The fake e-mails appear to be targeting some Japanese organizations and certain Chinese journalists by flaunting as an attachment a bogus copy of the Mandiant report on the Chinese spy unit launched this week.
Security firms Seculert reported in a blog post that they identified two campaigns where phishing e-mails carry in attachment two files – named Mandiant.pdf and Mandiant_APT2_Report.pdf – that appear to have different attackers behind them. It seems these separate attacks were launched in the same day by coincidence.
“When opening the “Mandiant.pdf” attachment (directed at Japanese targets), only the first page of the report is displayed, and in the background the attachment is exploiting a vulnerability in Adobe Reader (CVE-2013-0641) to automatically install a malware, which downloads additional malicious components,” reads the Seculert blog post.
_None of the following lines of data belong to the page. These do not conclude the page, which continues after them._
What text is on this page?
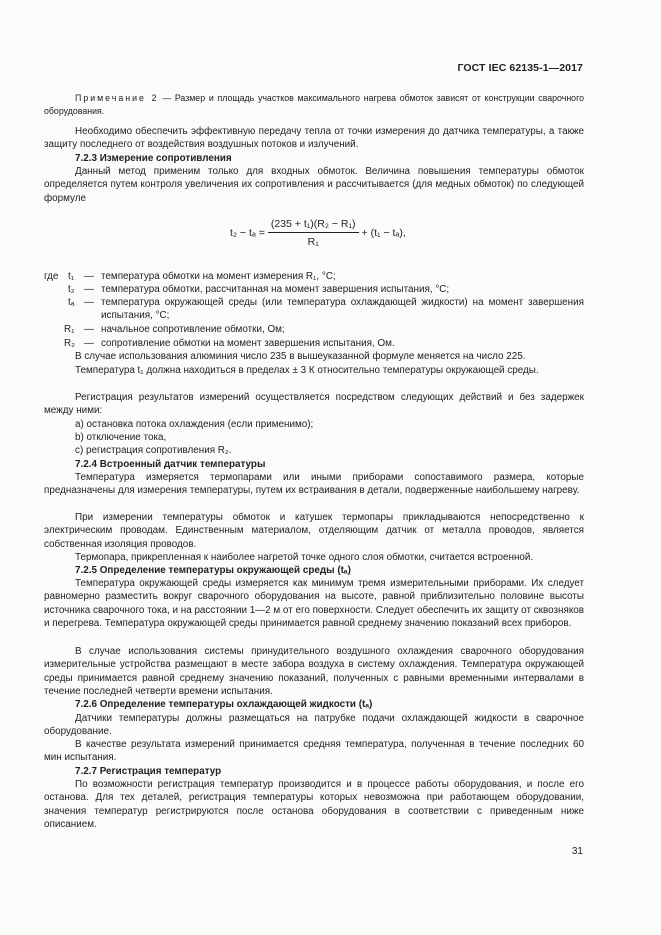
ГОСТ IEC 62135-1—2017
Примечание 2 — Размер и площадь участков максимального нагрева обмоток зависят от конструкции сварочного оборудования.
Необходимо обеспечить эффективную передачу тепла от точки измерения до датчика температуры, а также защиту последнего от воздействия воздушных потоков и излучений.
7.2.3 Измерение сопротивления
Данный метод применим только для входных обмоток. Величина повышения температуры обмоток определяется путем контроля увеличения их сопротивления и рассчитывается (для медных обмоток) по следующей формуле
$t_2 - t_a = \frac{\text{(235 + t₁)(R₂ − R₁)}}{\text{R₁}} + (t_1 - t_a)$,
где t₁ — температура обмотки на момент измерения R₁, °C;
t₂ — температура обмотки, рассчитанная на момент завершения испытания, °C;
tₐ — температура окружающей среды (или температура охлаждающей жидкости) на момент завершения испытания, °C;
R₁ — начальное сопротивление обмотки, Ом;
R₂ — сопротивление обмотки на момент завершения испытания, Ом.
В случае использования алюминия число 235 в вышеуказанной формуле меняется на число 225.
Температура t₁ должна находиться в пределах ± 3 К относительно температуры окружающей среды.
Регистрация результатов измерений осуществляется посредством следующих действий и без задержек между ними:
а) остановка потока охлаждения (если применимо);
b) отключение тока,
c) регистрация сопротивления R₂.
7.2.4 Встроенный датчик температуры
Температура измеряется термопарами или иными приборами сопоставимого размера, которые предназначены для измерения температуры, путем их встраивания в детали, подверженные наибольшему нагреву.
При измерении температуры обмоток и катушек термопары прикладываются непосредственно к электрическим проводам. Единственным материалом, отделяющим датчик от металла проводов, является собственная изоляция проводов.
Термопара, прикрепленная к наиболее нагретой точке одного слоя обмотки, считается встроенной.
7.2.5 Определение температуры окружающей среды (tₐ)
Температура окружающей среды измеряется как минимум тремя измерительными приборами. Их следует равномерно разместить вокруг сварочного оборудования на высоте, равной приблизительно половине высоты источника сварочного тока, и на расстоянии 1—2 м от его поверхности. Следует обеспечить их защиту от сквозняков и перегрева. Температура окружающей среды принимается равной среднему значению показаний всех приборов.
В случае использования системы принудительного воздушного охлаждения сварочного оборудования измерительные устройства размещают в месте забора воздуха в систему охлаждения. Температура окружающей среды принимается равной среднему значению показаний, полученных с равными временными интервалами в течение последней четверти времени испытания.
7.2.6 Определение температуры охлаждающей жидкости (tₐ)
Датчики температуры должны размещаться на патрубке подачи охлаждающей жидкости в сварочное оборудование.
В качестве результата измерений принимается средняя температура, полученная в течение последних 60 мин испытания.
7.2.7 Регистрация температур
По возможности регистрация температур производится и в процессе работы оборудования, и после его останова. Для тех деталей, регистрация температуры которых невозможна при работающем оборудовании, значения температур регистрируются после останова оборудования в соответствии с приведенным ниже описанием.
31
The installed malware immediately contacts a C2 server hosted in Korea and communicates with some legitimate Japanese websites, probably to make security services think that software was legitimate.
“When opening the “Mandiant_APT2_Report.pdf” attachment (directed at Chinese journalists), Adobe Reader will ask for a password, while in the background the malware will exploit an older Adobe Reader vulnerability (CVE-2011-2462).”
The malware installed here communicates with a C2 server that uses the same dynamic DNS domain used in an attack against Dalai Lama Activists in December 2012 when both Windows and OSX users are vulnerable to this attack.